I learned that before platforms could be converted to artificial reefs, all vestiges of oil and gas operations, including much of the topside deck and production spaces would have to be cleansed of contaminants and removed. Any of the remaining structure left in place or “reefed” at another location would have to be a minimum of 50 feet from the surface so as not to constitute a hazard to navigation. Once deconstructed, what remains of a platform is literally tons of steel, akin to something an ambitious and industrious boy could build with an Erector Set. Finally, I discovered that scientists were not certain whether these platforms-as-artificial-reefs merely aggregated existing fish populations (the attraction hypothesis) or whether they increased fish populations (the production hypothesis).

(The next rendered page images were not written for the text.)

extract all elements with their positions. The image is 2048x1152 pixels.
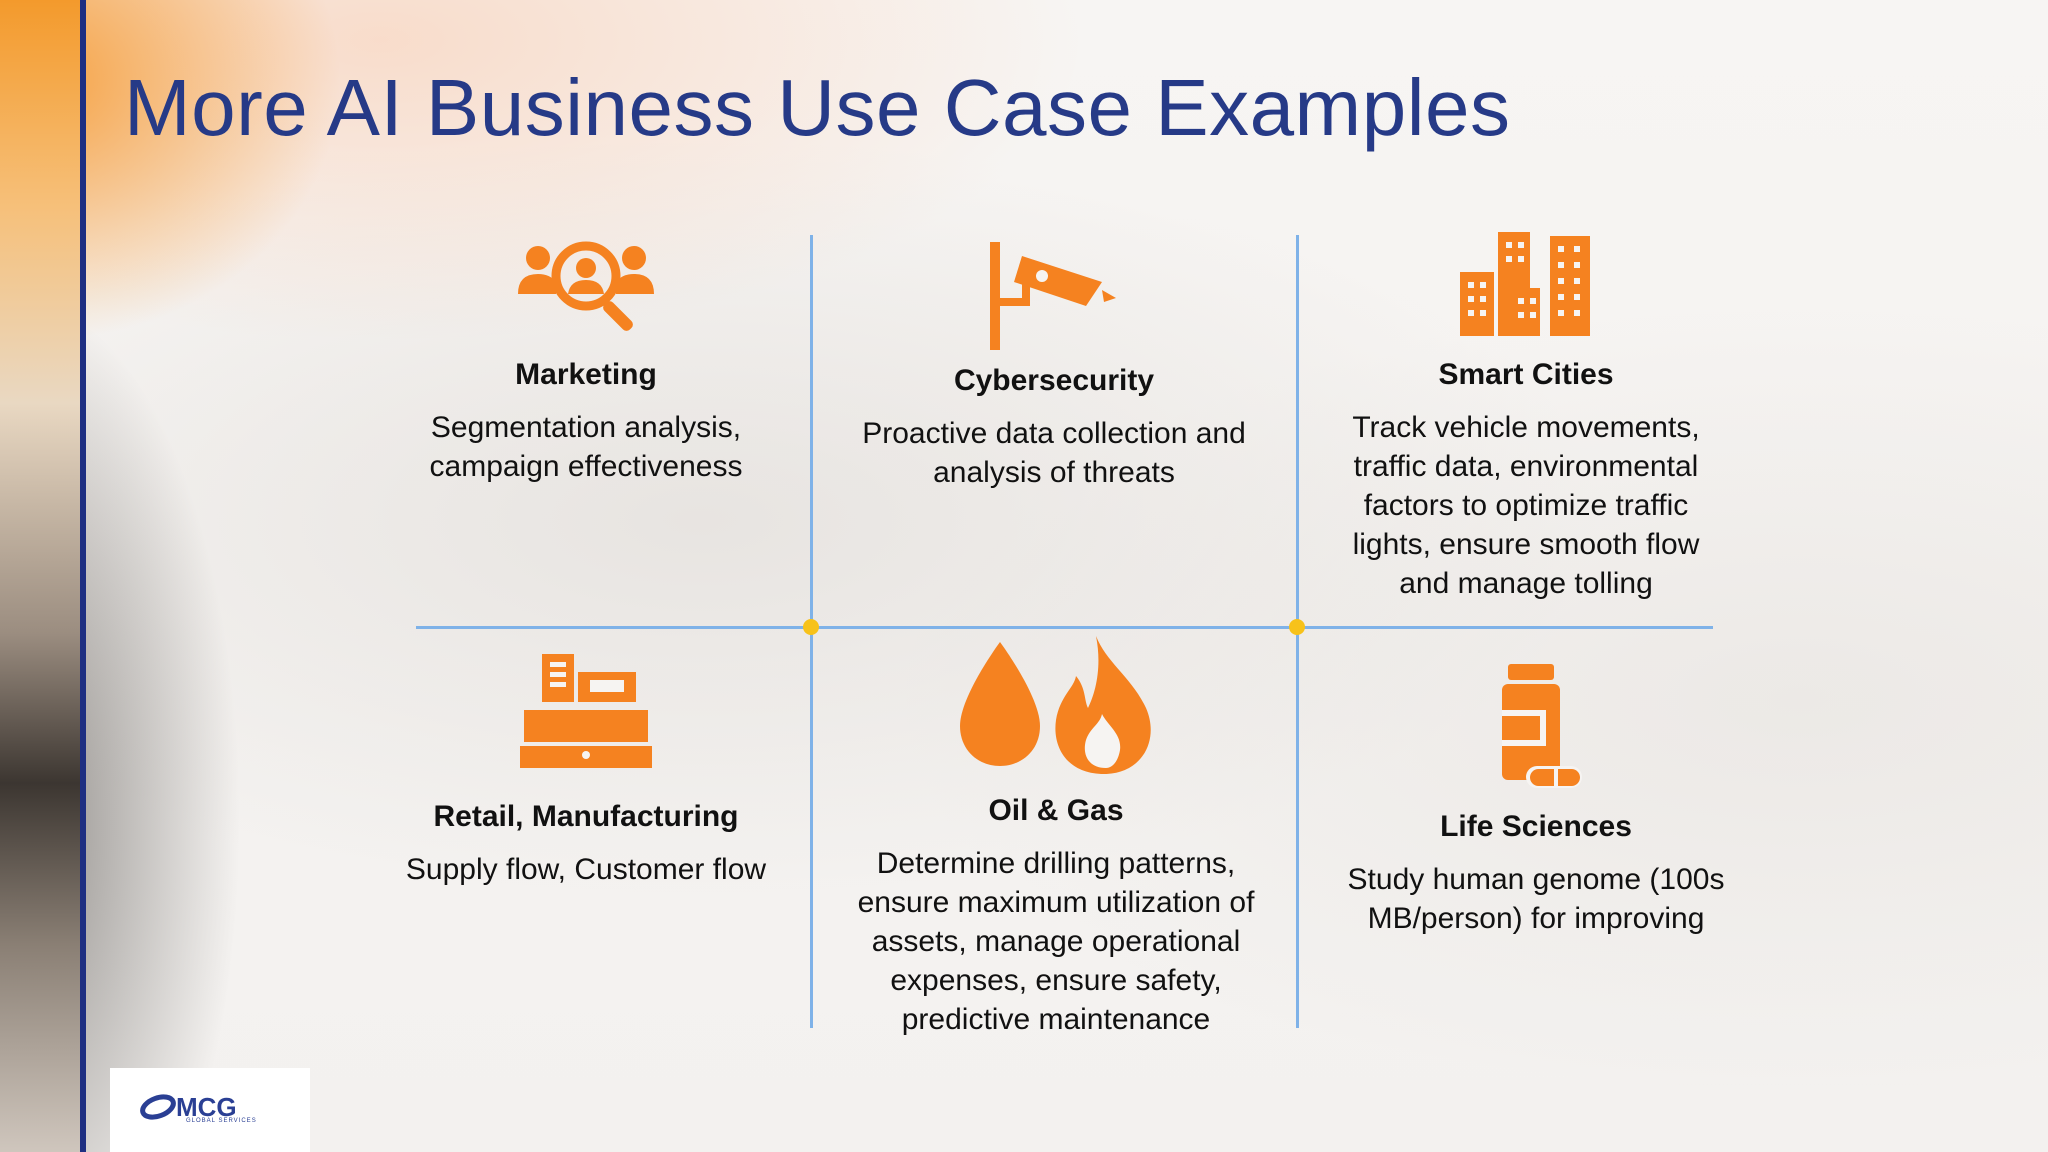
card-smart-cities-heading: Smart Cities [1438, 358, 1614, 391]
logo-subtitle: GLOBAL SERVICES [186, 1118, 257, 1124]
divider-junction-dot-right [1289, 619, 1305, 635]
mcg-logo-swoosh-icon [140, 1094, 176, 1120]
oil-drop-flame-icon [836, 636, 1276, 776]
horizontal-divider [416, 626, 1713, 629]
card-life-sciences-heading: Life Sciences [1440, 810, 1632, 843]
card-oil-gas: Oil & Gas Determine drilling patterns, e… [836, 636, 1276, 1039]
card-cybersecurity-text: Proactive data collection and analysis o… [862, 417, 1246, 489]
card-cybersecurity-heading: Cybersecurity [953, 364, 1155, 397]
cash-register-icon [386, 650, 786, 770]
city-buildings-icon [1316, 232, 1736, 336]
logo-name: MCG [176, 1092, 237, 1122]
card-marketing-text: Segmentation analysis, campaign effectiv… [429, 411, 743, 483]
card-smart-cities-text: Track vehicle movements, traffic data, e… [1352, 411, 1700, 600]
card-oil-gas-heading: Oil & Gas [988, 794, 1124, 827]
security-camera-icon [844, 236, 1264, 356]
left-decorative-strip [0, 0, 80, 1152]
divider-junction-dot-left [803, 619, 819, 635]
card-marketing-heading: Marketing [515, 358, 657, 391]
card-oil-gas-text: Determine drilling patterns, ensure maxi… [857, 847, 1255, 1036]
card-cybersecurity: Cybersecurity Proactive data collection … [844, 236, 1264, 492]
card-marketing: Marketing Segmentation analysis, campaig… [406, 236, 766, 486]
card-retail-manufacturing-heading: Retail, Manufacturing [433, 800, 739, 833]
user-search-icon [406, 236, 766, 336]
card-life-sciences: Life Sciences Study human genome (100s M… [1326, 662, 1746, 938]
card-retail-manufacturing: Retail, Manufacturing Supply flow, Custo… [386, 650, 786, 889]
medicine-bottle-icon [1326, 662, 1746, 792]
card-smart-cities: Smart Cities Track vehicle movements, tr… [1316, 232, 1736, 603]
card-retail-manufacturing-text: Supply flow, Customer flow [405, 853, 767, 886]
slide-title: More AI Business Use Case Examples [124, 63, 1511, 152]
left-accent-bar [80, 0, 86, 1152]
card-life-sciences-text: Study human genome (100s MB/person) for … [1347, 863, 1725, 935]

Furthermore, if they did produce, a debate raged whether the design and vertical relief of the structure was optimum for mimicking the topography of a natural reef.

In the absence of scientific certainty (and as events bear out, often in the overwhelming presence of it) the issue becomes more than emotional, it takes on the trappings of religion. Environmentalists hold as a tenet of the faith that offshore oil and gas is the ultimate evil; representing the literal and figurative rape of Mother Ocean. In their theology, redemption is not possible, good cannot come from evil, and the entire structure must be damned to the fires of Hell, in this case the recycling furnace. Any compromise undermines the fundamental beliefs of the faith. An offshore structure can have no possibility of redemption.

I countered this religious dogma in several newspaper and popular press articles, using the analogy of the platform as a steel pinnacle, with zones of different marine life as one moved from top to bottom; the same zones that one found on our rocky offshore pinnacles. I wondered out loud how long it took before “artificial” could be considered “natural” and whether or not it was a distinction without a difference to the organisms that inhabited the reefs? I noted that an oil company announcement revealing plans to alter an equivalent amount of “natural reef” through their operations would have the deep greens launching a flotilla of a thousand kayaks to blockade the site. In the case of the 4H’s, nary a single windsurfer sailed in protest. Finally, the State’s own environmental analysis on other fields determined that removing platforms could have significant, albeit local, environmental effects that would have to be mitigated as a condition of State approval of the State-mandated removal. Since on-site mitigation was not possible, compensation would be in order. Yet, the environmentally-preferred mitigation is to avoid the effect by not undertaking the operation that will cause it. Twelve years later I am still waiting for rational responses to these points.

The “precautionary principle,” long a touchstone of the environmental movement dictates that “when the potentially adverse effects of a proposed activity are not fully understood, the activity should not be allowed to proceed.” The principle was disavowed by the environmentalists and the platforms were ripped out. Tons of biomass was taken to shoreside landfills and the chance to preserve function reefs disappeared. By the way, the latest scientific evidence indicates that reefs are more likely to be “producers” rather than “attractors.”